Bronx NYPD officer Pedro Serrano taped his supervisor telling him, “The problem was what? Male blacks. And I told you that at roll call, and I have no problem telling you this: male blacks 14 to 20.” That tape was played in court.
Stop-and-frisk recreates the signification of criminality attached to black and brown skin and creates real forms of social stigmatization, diminishes life opportunities, limits basic rights, and reproduces mass joblessness.
Race-based policing thus contributes to cycles of violence, both state violence and violence between people, and reinforces the very practice of race-based policing while allowing the social conditions that lead to crime in the first place to go ignored.

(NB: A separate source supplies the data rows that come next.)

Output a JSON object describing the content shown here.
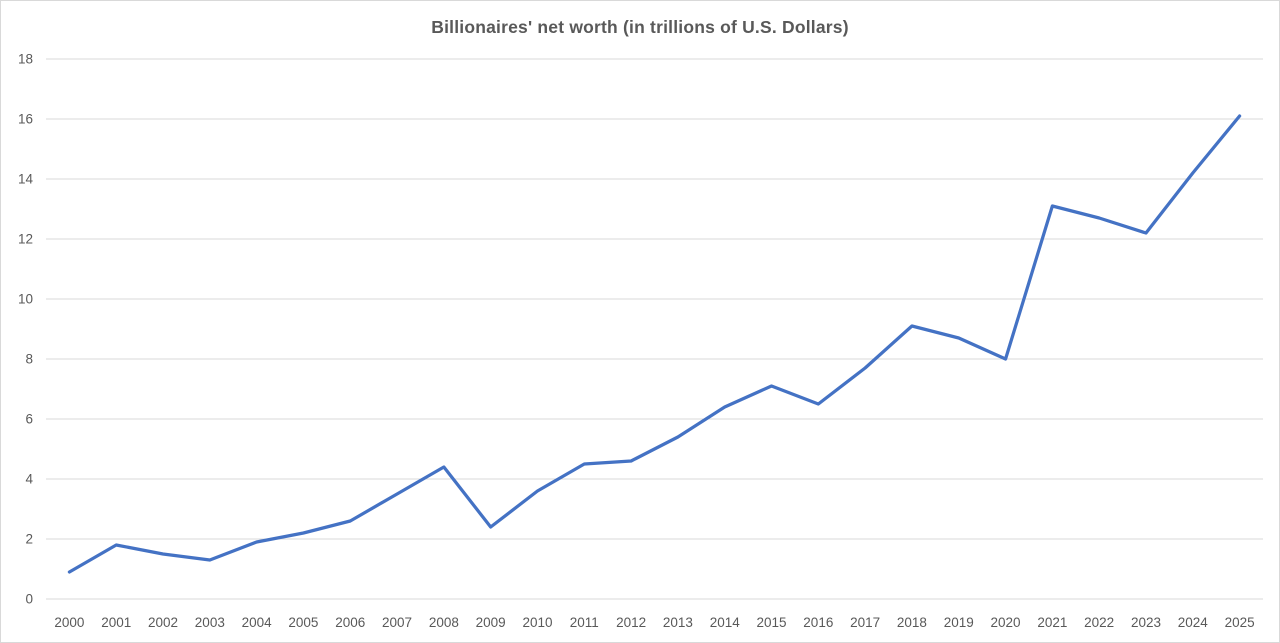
{
  "chart_data": {
    "type": "line",
    "title": "Billionaires' net worth (in trillions of U.S. Dollars)",
    "xlabel": "",
    "ylabel": "",
    "categories": [
      "2000",
      "2001",
      "2002",
      "2003",
      "2004",
      "2005",
      "2006",
      "2007",
      "2008",
      "2009",
      "2010",
      "2011",
      "2012",
      "2013",
      "2014",
      "2015",
      "2016",
      "2017",
      "2018",
      "2019",
      "2020",
      "2021",
      "2022",
      "2023",
      "2024",
      "2025"
    ],
    "series": [
      {
        "name": "Billionaires' net worth",
        "values": [
          0.9,
          1.8,
          1.5,
          1.3,
          1.9,
          2.2,
          2.6,
          3.5,
          4.4,
          2.4,
          3.6,
          4.5,
          4.6,
          5.4,
          6.4,
          7.1,
          6.5,
          7.7,
          9.1,
          8.7,
          8.0,
          13.1,
          12.7,
          12.2,
          14.2,
          16.1
        ]
      }
    ],
    "ylim": [
      0,
      18
    ],
    "y_ticks": [
      0,
      2,
      4,
      6,
      8,
      10,
      12,
      14,
      16,
      18
    ],
    "grid": "horizontal",
    "legend": "none",
    "colors": {
      "line": "#4472C4",
      "gridline": "#D9D9D9",
      "tick_label": "#595959",
      "title": "#595959",
      "background": "#FFFFFF",
      "frame_border": "#D9D9D9"
    }
  }
}
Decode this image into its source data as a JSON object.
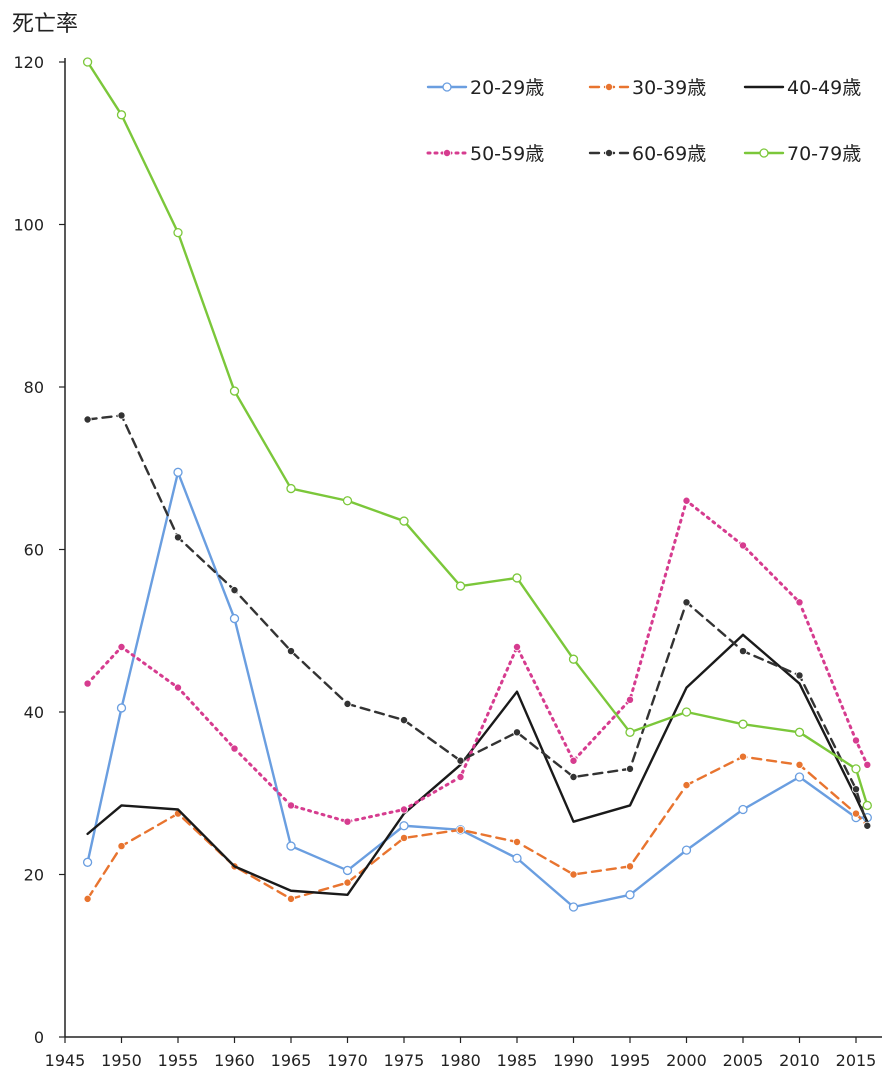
{
  "chart_data": {
    "type": "line",
    "ylabel": "死亡率",
    "xlabel": "",
    "title": "",
    "xlim": [
      1945,
      2017
    ],
    "ylim": [
      0,
      120
    ],
    "xticks": [
      1945,
      1950,
      1955,
      1960,
      1965,
      1970,
      1975,
      1980,
      1985,
      1990,
      1995,
      2000,
      2005,
      2010,
      2015
    ],
    "yticks": [
      0,
      20,
      40,
      60,
      80,
      100,
      120
    ],
    "x": [
      1947,
      1950,
      1955,
      1960,
      1965,
      1970,
      1975,
      1980,
      1985,
      1990,
      1995,
      2000,
      2005,
      2010,
      2015,
      2016
    ],
    "legend_position": "top-right",
    "grid": false,
    "series": [
      {
        "name": "20-29歳",
        "color": "#6a9ee0",
        "style": "solid",
        "marker": "open-circle",
        "values": [
          21.5,
          40.5,
          69.5,
          51.5,
          23.5,
          20.5,
          26,
          25.5,
          22,
          16,
          17.5,
          23,
          28,
          32,
          27,
          27
        ]
      },
      {
        "name": "30-39歳",
        "color": "#e8742f",
        "style": "dashed",
        "marker": "dot",
        "values": [
          17,
          23.5,
          27.5,
          21,
          17,
          19,
          24.5,
          25.5,
          24,
          20,
          21,
          31,
          34.5,
          33.5,
          27.5,
          26
        ]
      },
      {
        "name": "40-49歳",
        "color": "#1a1a1a",
        "style": "solid",
        "marker": "none",
        "values": [
          25,
          28.5,
          28,
          21,
          18,
          17.5,
          27.5,
          33.5,
          42.5,
          26.5,
          28.5,
          43,
          49.5,
          43.5,
          29.5,
          26.5
        ]
      },
      {
        "name": "50-59歳",
        "color": "#d63c8f",
        "style": "dotted",
        "marker": "dot",
        "values": [
          43.5,
          48,
          43,
          35.5,
          28.5,
          26.5,
          28,
          32,
          48,
          34,
          41.5,
          66,
          60.5,
          53.5,
          36.5,
          33.5
        ]
      },
      {
        "name": "60-69歳",
        "color": "#333333",
        "style": "dashed",
        "marker": "dot",
        "values": [
          76,
          76.5,
          61.5,
          55,
          47.5,
          41,
          39,
          34,
          37.5,
          32,
          33,
          53.5,
          47.5,
          44.5,
          30.5,
          26
        ]
      },
      {
        "name": "70-79歳",
        "color": "#7bc73a",
        "style": "solid",
        "marker": "open-circle",
        "values": [
          120,
          113.5,
          99,
          79.5,
          67.5,
          66,
          63.5,
          55.5,
          56.5,
          46.5,
          37.5,
          40,
          38.5,
          37.5,
          33,
          28.5
        ]
      }
    ]
  }
}
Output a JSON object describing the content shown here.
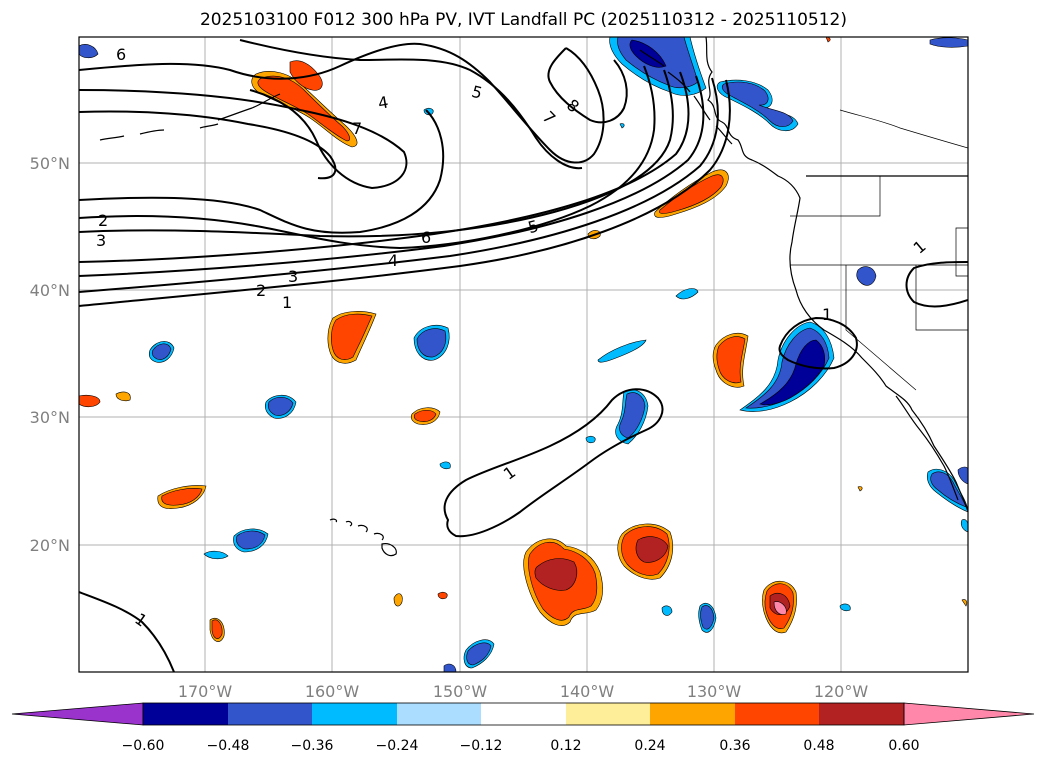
{
  "title": "2025103100 F012 300 hPa PV, IVT Landfall PC (2025110312 - 2025110512)",
  "lon_labels": [
    "170°W",
    "160°W",
    "150°W",
    "140°W",
    "130°W",
    "120°W"
  ],
  "lat_labels": [
    "50°N",
    "40°N",
    "30°N",
    "20°N"
  ],
  "contour_labels": [
    "6",
    "4",
    "5",
    "8",
    "7",
    "7",
    "2",
    "3",
    "6",
    "5",
    "4",
    "3",
    "2",
    "1",
    "1",
    "1",
    "1",
    "1"
  ],
  "colorbar": {
    "tick_labels": [
      "−0.60",
      "−0.48",
      "−0.36",
      "−0.24",
      "−0.12",
      "0.12",
      "0.24",
      "0.36",
      "0.48",
      "0.60"
    ],
    "colors": [
      "#9933cc",
      "#000099",
      "#3355cc",
      "#00bbff",
      "#aaddff",
      "#ffffff",
      "#ffee99",
      "#ffa500",
      "#ff4500",
      "#b22222",
      "#ff88aa"
    ]
  }
}
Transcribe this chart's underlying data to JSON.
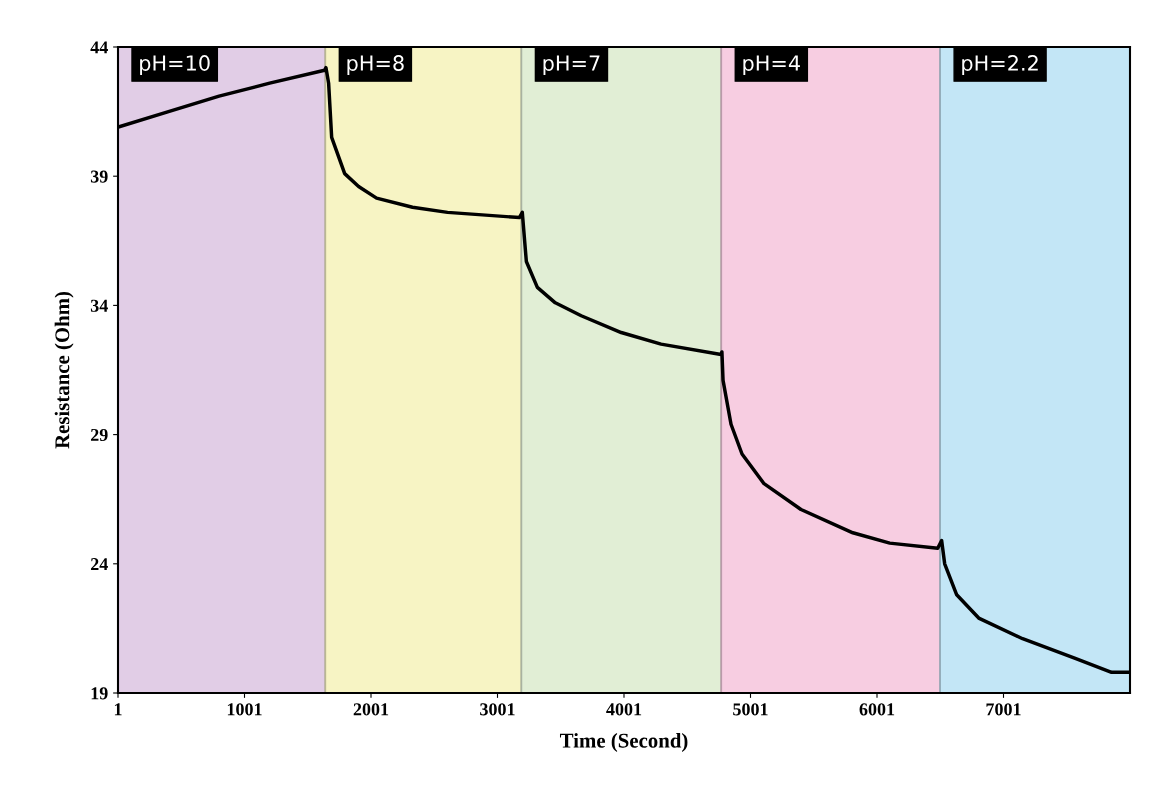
{
  "chart_data": {
    "type": "line",
    "xlabel": "Time (Second)",
    "ylabel": "Resistance (Ohm)",
    "xlim": [
      1,
      8001
    ],
    "ylim": [
      19,
      44
    ],
    "xticks": [
      1,
      1001,
      2001,
      3001,
      4001,
      5001,
      6001,
      7001
    ],
    "yticks": [
      19,
      24,
      29,
      34,
      39,
      44
    ],
    "grid": false,
    "legend": false,
    "marker": "none",
    "line_style": "solid",
    "series": [
      {
        "color": "#000000",
        "x": [
          1,
          400,
          800,
          1200,
          1634,
          1645,
          1666,
          1690,
          1793,
          1903,
          2045,
          2329,
          2606,
          3174,
          3197,
          3229,
          3316,
          3458,
          3663,
          3979,
          4294,
          4768,
          4775,
          4784,
          4847,
          4934,
          5108,
          5400,
          5810,
          6102,
          6481,
          6512,
          6536,
          6631,
          6805,
          7152,
          7563,
          7855,
          7981
        ],
        "values": [
          40.9,
          41.5,
          42.1,
          42.6,
          43.1,
          43.2,
          42.6,
          40.5,
          39.1,
          38.6,
          38.15,
          37.8,
          37.6,
          37.4,
          37.6,
          35.7,
          34.7,
          34.1,
          33.6,
          32.95,
          32.5,
          32.1,
          32.2,
          31.1,
          29.4,
          28.25,
          27.1,
          26.1,
          25.2,
          24.8,
          24.6,
          24.9,
          24.0,
          22.8,
          21.9,
          21.1,
          20.35,
          19.8,
          19.8
        ]
      }
    ],
    "bands": [
      {
        "axis": "x",
        "from": 1,
        "to": 1640,
        "label": "pH=10",
        "color": "#e1cde6"
      },
      {
        "axis": "x",
        "from": 1640,
        "to": 3190,
        "label": "pH=8",
        "color": "#f7f4c4"
      },
      {
        "axis": "x",
        "from": 3190,
        "to": 4770,
        "label": "pH=7",
        "color": "#e1eed5"
      },
      {
        "axis": "x",
        "from": 4770,
        "to": 6500,
        "label": "pH=4",
        "color": "#f7cde1"
      },
      {
        "axis": "x",
        "from": 6500,
        "to": 8001,
        "label": "pH=2.2",
        "color": "#c3e6f6"
      }
    ]
  }
}
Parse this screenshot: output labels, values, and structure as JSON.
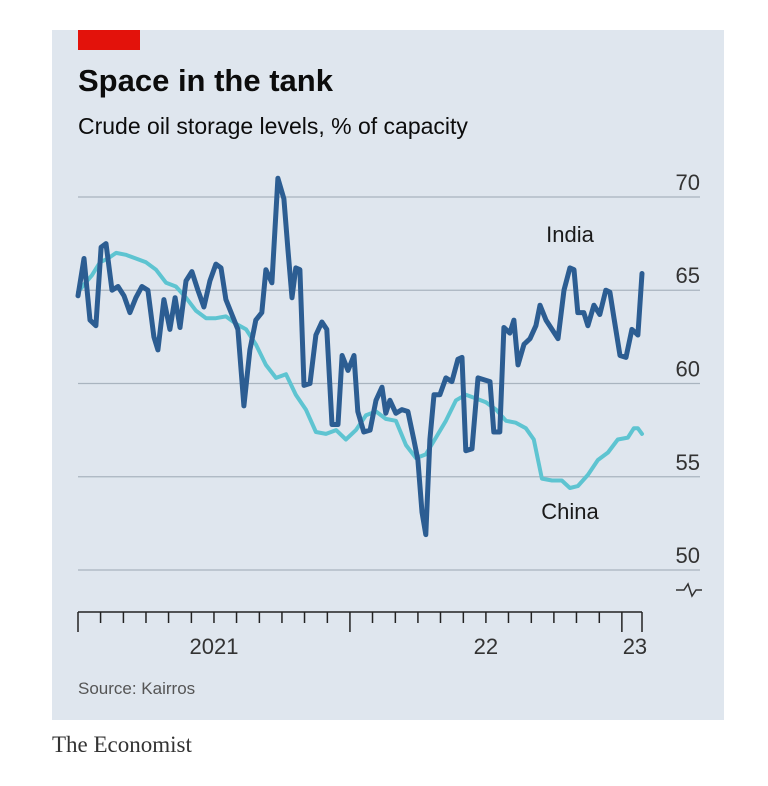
{
  "chart_data": {
    "type": "line",
    "title": "Space in the tank",
    "subtitle": "Crude oil storage levels, % of capacity",
    "source": "Source: Kairros",
    "brand": "The Economist",
    "xlim": [
      2021,
      2023.074
    ],
    "xticks": [
      2021,
      2021.083,
      2021.167,
      2021.25,
      2021.333,
      2021.417,
      2021.5,
      2021.583,
      2021.667,
      2021.75,
      2021.833,
      2021.917,
      2022,
      2022.083,
      2022.167,
      2022.25,
      2022.333,
      2022.417,
      2022.5,
      2022.583,
      2022.667,
      2022.75,
      2022.833,
      2022.917,
      2023
    ],
    "xtick_labels": [
      {
        "value": 2021,
        "label": "2021"
      },
      {
        "value": 2022,
        "label": "22"
      },
      {
        "value": 2023,
        "label": "23"
      }
    ],
    "ylim": [
      47.75,
      71.5
    ],
    "yticks": [
      50,
      55,
      60,
      65,
      70
    ],
    "grid": true,
    "series": [
      {
        "name": "China",
        "color": "#5ec4d1",
        "x": [
          2021.0,
          2021.022,
          2021.051,
          2021.081,
          2021.11,
          2021.14,
          2021.176,
          2021.213,
          2021.25,
          2021.287,
          2021.324,
          2021.36,
          2021.397,
          2021.434,
          2021.471,
          2021.507,
          2021.544,
          2021.581,
          2021.618,
          2021.654,
          2021.691,
          2021.728,
          2021.765,
          2021.801,
          2021.838,
          2021.875,
          2021.912,
          2021.949,
          2021.985,
          2022.022,
          2022.059,
          2022.096,
          2022.132,
          2022.169,
          2022.206,
          2022.243,
          2022.279,
          2022.316,
          2022.353,
          2022.39,
          2022.426,
          2022.463,
          2022.5,
          2022.537,
          2022.574,
          2022.61,
          2022.647,
          2022.676,
          2022.706,
          2022.743,
          2022.779,
          2022.809,
          2022.838,
          2022.875,
          2022.912,
          2022.949,
          2022.985,
          2023.022,
          2023.044,
          2023.059,
          2023.074
        ],
        "values": [
          64.9,
          65.3,
          65.8,
          66.5,
          66.7,
          67.0,
          66.9,
          66.7,
          66.5,
          66.1,
          65.4,
          65.2,
          64.6,
          63.9,
          63.5,
          63.5,
          63.6,
          63.2,
          62.9,
          62.1,
          61.0,
          60.3,
          60.5,
          59.4,
          58.6,
          57.4,
          57.3,
          57.5,
          57.0,
          57.5,
          58.3,
          58.5,
          58.1,
          58.0,
          56.7,
          56.0,
          56.2,
          57.1,
          58.0,
          59.1,
          59.4,
          59.2,
          59.0,
          58.6,
          58.0,
          57.9,
          57.6,
          57.0,
          54.9,
          54.8,
          54.8,
          54.4,
          54.5,
          55.1,
          55.9,
          56.3,
          57.0,
          57.1,
          57.6,
          57.6,
          57.3
        ]
      },
      {
        "name": "India",
        "color": "#2c5d92",
        "x": [
          2021.0,
          2021.022,
          2021.044,
          2021.066,
          2021.085,
          2021.103,
          2021.125,
          2021.147,
          2021.169,
          2021.191,
          2021.213,
          2021.235,
          2021.257,
          2021.279,
          2021.294,
          2021.316,
          2021.338,
          2021.357,
          2021.375,
          2021.397,
          2021.419,
          2021.441,
          2021.463,
          2021.485,
          2021.507,
          2021.526,
          2021.544,
          2021.566,
          2021.588,
          2021.61,
          2021.632,
          2021.654,
          2021.676,
          2021.691,
          2021.713,
          2021.735,
          2021.757,
          2021.772,
          2021.787,
          2021.801,
          2021.816,
          2021.831,
          2021.853,
          2021.875,
          2021.897,
          2021.915,
          2021.934,
          2021.956,
          2021.971,
          2021.993,
          2022.015,
          2022.029,
          2022.051,
          2022.074,
          2022.096,
          2022.118,
          2022.132,
          2022.147,
          2022.169,
          2022.191,
          2022.213,
          2022.235,
          2022.25,
          2022.265,
          2022.279,
          2022.294,
          2022.309,
          2022.331,
          2022.353,
          2022.375,
          2022.397,
          2022.412,
          2022.426,
          2022.449,
          2022.471,
          2022.493,
          2022.515,
          2022.529,
          2022.551,
          2022.566,
          2022.588,
          2022.603,
          2022.618,
          2022.64,
          2022.662,
          2022.684,
          2022.699,
          2022.721,
          2022.743,
          2022.765,
          2022.787,
          2022.809,
          2022.824,
          2022.838,
          2022.86,
          2022.875,
          2022.897,
          2022.919,
          2022.941,
          2022.956,
          2022.971,
          2022.993,
          2023.015,
          2023.037,
          2023.059,
          2023.074
        ],
        "values": [
          64.7,
          66.7,
          63.4,
          63.1,
          67.3,
          67.5,
          65.0,
          65.2,
          64.7,
          63.8,
          64.6,
          65.2,
          65.0,
          62.5,
          61.8,
          64.5,
          62.9,
          64.6,
          63.0,
          65.5,
          66.0,
          65.0,
          64.1,
          65.5,
          66.4,
          66.2,
          64.5,
          63.7,
          62.9,
          58.8,
          61.8,
          63.4,
          63.8,
          66.1,
          65.4,
          71.0,
          69.9,
          67.2,
          64.6,
          66.2,
          66.1,
          59.9,
          60.0,
          62.6,
          63.3,
          62.9,
          57.8,
          57.8,
          61.5,
          60.7,
          61.5,
          58.5,
          57.4,
          57.5,
          59.1,
          59.8,
          58.4,
          59.1,
          58.4,
          58.6,
          58.5,
          57.0,
          55.9,
          53.1,
          51.9,
          57.0,
          59.4,
          59.4,
          60.3,
          60.1,
          61.3,
          61.4,
          56.4,
          56.5,
          60.3,
          60.2,
          60.1,
          57.4,
          57.4,
          63.0,
          62.7,
          63.4,
          61.0,
          62.1,
          62.4,
          63.1,
          64.2,
          63.4,
          62.9,
          62.4,
          65.0,
          66.2,
          66.1,
          63.8,
          63.8,
          63.1,
          64.2,
          63.7,
          65.0,
          64.9,
          63.5,
          61.5,
          61.4,
          62.9,
          62.6,
          65.9
        ]
      }
    ],
    "annotations": [
      {
        "series": 1,
        "text": "India"
      },
      {
        "series": 0,
        "text": "China"
      }
    ]
  }
}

In this way, the NYPD’s stop-and-frisk tactic is a case of what Loïc Wacquant calls the “racialized penalization of poverty” in the United States, with state-sanctioned violence used to subdue marginalized populations of highly-expendable surplus humanity, a population whose labor is no longer needed, all the while blaming the individual for social conditions far out of their control.
Rather than breaking the cycle of violence and deterring crime, tactics like stop-and-frisk recreate the conditions that produce violence and criminality, thus further contributing to their existence.
From the web site, Point of View: (This is a very fine, thoughtful post.)
Predictably, most of the mayoral candidates who support stop and frisk are white. Indeed, most of the most vocal supporters of stop and frisk are white. Most of these men and women (and their sons) have never been on the business end of a police stop and even if they were the odds are that they were treated with a level of dignity and respect rarely seen by black and Latino young men.
Even more interesting are the black and Latino public figures that support stop and frisk “with modifications”. The fact is that even if a person is stopped and frisked and is not cursed at or threatened with a beat down, even if that person is not thrown against a wall or subjected to racial epithets, they are still being stopped and frisked without probable cause. That black and Latino public figures would be complicit in degradation and humiliation “with modifications” is disturbing and distressing.
Black or white or Latino, it would seem that the supporters of stop and frisk either believe that only guilty people get stopped – but the statistics overwhelmingly show that this is not true. The alternative is that these apologists for illegality somehow believe that degradation and humiliation “with modifications” is a price that some people have to pay so that crime can be reduced.
The question has to be asked of these advocates of constitutional dilution – what price would be too high?